Spatio-temporal dynamics of DNA replication
ZHAO Ziqing Winston (Group Leader, Chemistry) July 22, 2020NUS biophysical chemists have discovered a pattern that governs the propagation of deoxyribonucleic acid (DNA) replication in space and time by directly visualising the process in single human cells with sub-diffraction-limit resolution.
DNA replication is a process of crucial importance to the cell, and must be coordinated precisely to ensure that genomic information is duplicated once and only once during each cell cycle. It has long been known that mammalian DNA replication is initiated at numerous sites along the chromosomes known as replication origins, which are clustered into thousands of replication domains (RDs) across the genome. Such organisation is manifested in physical space as thousands of spatially clustered puncta within the cell nucleus. This is termed replication foci (RFi). Currently, how replication origins are chosen within individual RDs remains poorly understood, and it is unclear whether the origins are activated stochastically or preferentially near certain chromatin features.
A research team comprising Prof Ziqing Winston ZHAO from the Department of Chemistry and Centre for BioImaging Sciences, NUS, in collaboration with scientists from Peking University and University of Technology Sydney, has performed the first quantitative characterisation of the spatio-temporal organisation, morphology, and in situ epigenetic signatures of individual RFi in single human cells at super-resolution (~20 nm laterally). By combining the super-resolution imaging technique STORM with metabolic labelling and computational image segmentation analysis, the researchers found that DNA replication propagates by following a distinct, radially outward pattern during the early S-phase (DNA replication phase) of the cell cycle, but reverses its directionality to a radially inward propagation when it reaches late S-phase (see figure). Moreover, such pattern is diminished when there is a reduction in the expression of CTCF, a key nuclear protein that regulates 3-dimensional genome architecture. Together with simulation and bioinformatic analyses, the team’s findings point to a model in which replication is preferentially activated on looped chromatin structures organised by CTCF. This in turn suggests a non-random selection mechanism for replication activation at the sub-RD level, thereby providing strong evidence towards resolving a long-standing controversy.
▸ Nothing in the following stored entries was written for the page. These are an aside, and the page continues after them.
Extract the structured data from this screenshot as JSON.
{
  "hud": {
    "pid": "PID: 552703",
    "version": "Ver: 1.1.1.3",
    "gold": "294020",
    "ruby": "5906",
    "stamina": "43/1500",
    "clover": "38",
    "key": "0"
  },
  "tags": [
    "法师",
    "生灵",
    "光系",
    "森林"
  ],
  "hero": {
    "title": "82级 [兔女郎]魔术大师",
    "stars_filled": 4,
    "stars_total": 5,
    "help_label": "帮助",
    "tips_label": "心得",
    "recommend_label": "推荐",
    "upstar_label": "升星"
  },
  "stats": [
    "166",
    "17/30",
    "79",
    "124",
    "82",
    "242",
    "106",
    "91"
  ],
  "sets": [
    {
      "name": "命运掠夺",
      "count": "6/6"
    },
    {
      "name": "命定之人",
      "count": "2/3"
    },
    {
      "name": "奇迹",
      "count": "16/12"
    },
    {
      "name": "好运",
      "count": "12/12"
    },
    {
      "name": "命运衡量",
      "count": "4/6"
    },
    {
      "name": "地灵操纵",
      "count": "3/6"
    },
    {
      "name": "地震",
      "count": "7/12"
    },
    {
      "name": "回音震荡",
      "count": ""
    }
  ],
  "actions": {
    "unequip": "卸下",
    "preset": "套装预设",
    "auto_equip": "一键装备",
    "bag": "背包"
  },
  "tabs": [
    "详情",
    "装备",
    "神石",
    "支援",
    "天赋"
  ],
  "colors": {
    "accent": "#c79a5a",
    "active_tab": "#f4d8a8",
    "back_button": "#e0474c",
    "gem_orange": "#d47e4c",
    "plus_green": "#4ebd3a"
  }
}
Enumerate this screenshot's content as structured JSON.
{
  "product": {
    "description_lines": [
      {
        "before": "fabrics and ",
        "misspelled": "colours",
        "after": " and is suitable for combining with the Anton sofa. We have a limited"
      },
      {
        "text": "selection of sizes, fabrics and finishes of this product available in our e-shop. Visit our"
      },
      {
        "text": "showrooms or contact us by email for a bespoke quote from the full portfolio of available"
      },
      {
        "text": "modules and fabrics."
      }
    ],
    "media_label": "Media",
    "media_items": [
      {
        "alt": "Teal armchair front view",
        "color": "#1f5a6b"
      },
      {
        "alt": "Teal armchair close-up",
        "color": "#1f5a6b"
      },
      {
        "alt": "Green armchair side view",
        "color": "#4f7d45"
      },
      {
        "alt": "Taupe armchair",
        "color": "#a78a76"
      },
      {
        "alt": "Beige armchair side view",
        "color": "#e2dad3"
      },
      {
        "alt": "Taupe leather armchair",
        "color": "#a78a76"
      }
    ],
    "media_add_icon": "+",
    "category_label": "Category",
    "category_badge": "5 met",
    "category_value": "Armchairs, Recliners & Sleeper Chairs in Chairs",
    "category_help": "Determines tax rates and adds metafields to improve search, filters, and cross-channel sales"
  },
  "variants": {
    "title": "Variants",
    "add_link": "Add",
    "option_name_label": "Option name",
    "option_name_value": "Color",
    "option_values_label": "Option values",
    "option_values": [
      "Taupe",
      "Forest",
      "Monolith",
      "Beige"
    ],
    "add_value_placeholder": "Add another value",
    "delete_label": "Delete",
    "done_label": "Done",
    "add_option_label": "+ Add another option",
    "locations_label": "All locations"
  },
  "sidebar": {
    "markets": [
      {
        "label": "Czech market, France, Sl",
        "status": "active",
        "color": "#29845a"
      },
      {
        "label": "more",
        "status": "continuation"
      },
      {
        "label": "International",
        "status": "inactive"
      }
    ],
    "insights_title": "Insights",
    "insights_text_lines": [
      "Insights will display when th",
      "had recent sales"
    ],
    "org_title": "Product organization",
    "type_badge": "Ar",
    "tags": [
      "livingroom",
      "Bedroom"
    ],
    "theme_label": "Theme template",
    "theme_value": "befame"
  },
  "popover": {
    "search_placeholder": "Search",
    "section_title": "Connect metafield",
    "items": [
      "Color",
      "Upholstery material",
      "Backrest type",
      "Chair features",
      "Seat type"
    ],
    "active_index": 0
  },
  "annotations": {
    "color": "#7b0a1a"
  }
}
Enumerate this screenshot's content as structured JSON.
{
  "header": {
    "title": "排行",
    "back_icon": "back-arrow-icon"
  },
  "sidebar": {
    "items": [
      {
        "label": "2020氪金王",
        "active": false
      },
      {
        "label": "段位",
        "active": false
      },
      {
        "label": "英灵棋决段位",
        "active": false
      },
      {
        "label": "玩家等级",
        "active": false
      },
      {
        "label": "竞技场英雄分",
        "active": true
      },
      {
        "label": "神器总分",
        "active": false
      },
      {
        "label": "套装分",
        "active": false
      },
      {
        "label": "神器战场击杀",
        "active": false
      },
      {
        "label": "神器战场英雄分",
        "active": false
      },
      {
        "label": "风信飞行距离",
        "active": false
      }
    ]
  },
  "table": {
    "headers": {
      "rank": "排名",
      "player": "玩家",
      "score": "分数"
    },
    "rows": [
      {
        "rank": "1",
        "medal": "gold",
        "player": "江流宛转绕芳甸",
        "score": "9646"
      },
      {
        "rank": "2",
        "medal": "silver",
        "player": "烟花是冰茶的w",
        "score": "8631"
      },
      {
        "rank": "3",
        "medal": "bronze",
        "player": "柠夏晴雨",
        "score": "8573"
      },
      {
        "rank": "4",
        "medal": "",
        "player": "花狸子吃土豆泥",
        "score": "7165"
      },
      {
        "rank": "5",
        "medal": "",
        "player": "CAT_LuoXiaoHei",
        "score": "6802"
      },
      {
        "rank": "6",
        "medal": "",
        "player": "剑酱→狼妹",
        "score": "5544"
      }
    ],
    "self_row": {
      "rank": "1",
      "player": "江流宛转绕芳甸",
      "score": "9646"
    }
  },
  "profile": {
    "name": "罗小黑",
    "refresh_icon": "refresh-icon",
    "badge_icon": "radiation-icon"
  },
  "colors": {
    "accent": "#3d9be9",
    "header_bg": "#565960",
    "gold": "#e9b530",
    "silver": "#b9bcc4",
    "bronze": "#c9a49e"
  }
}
Prof Zhao, who co-led the study said, “Our findings shed critical mechanistic insights into the role local epigenetic environment plays in coordinating DNA replication across the genome. More broadly, these findings could have fundamental implications for our understanding of how multi-scale chromatin architecture controls the organisation and dynamics of other intranuclear processes in space and time.”
The research team is planning to extend the approaches and framework developed in this study to explore other molecular factors implicated in the DNA replication process and the mechanistic correlation between replication and other chromatin-based transactions such as transcription.
Figure shows the spatio-temporal patterns of RFi propagation dynamics at super-resolution across early (a), mid (b), and late (c) S-phase of the cell cycle in single human cells. Purple and green colours denote DNA replicated in two consecutive 30-min windows, respectively. Insets (numbered 1 through 6) show zoomed-in areas (in red boxes), displayed with both normal contrast (top) and enhanced contrast (bottom) between the two colours for better visualisation. [Credit: PNAS]
Reference
Su QP*; Zhao ZW*; Meng L; Ding M; Zhang W; Li Y; Liu M; Li R; GaoYQ; Xie XS*; Sun Y*, “Superresolution imaging reveals spatiotemporal propagation of human replication foci mediated by CTCF-organized chromatin structures” PROCEEDINGS OF THE NATIONAL ACADEMY OF SCIENCES OF THE UNITED STATES OF AMERICA DOI: 10.1073/pnas.2001521117 Published: 2020.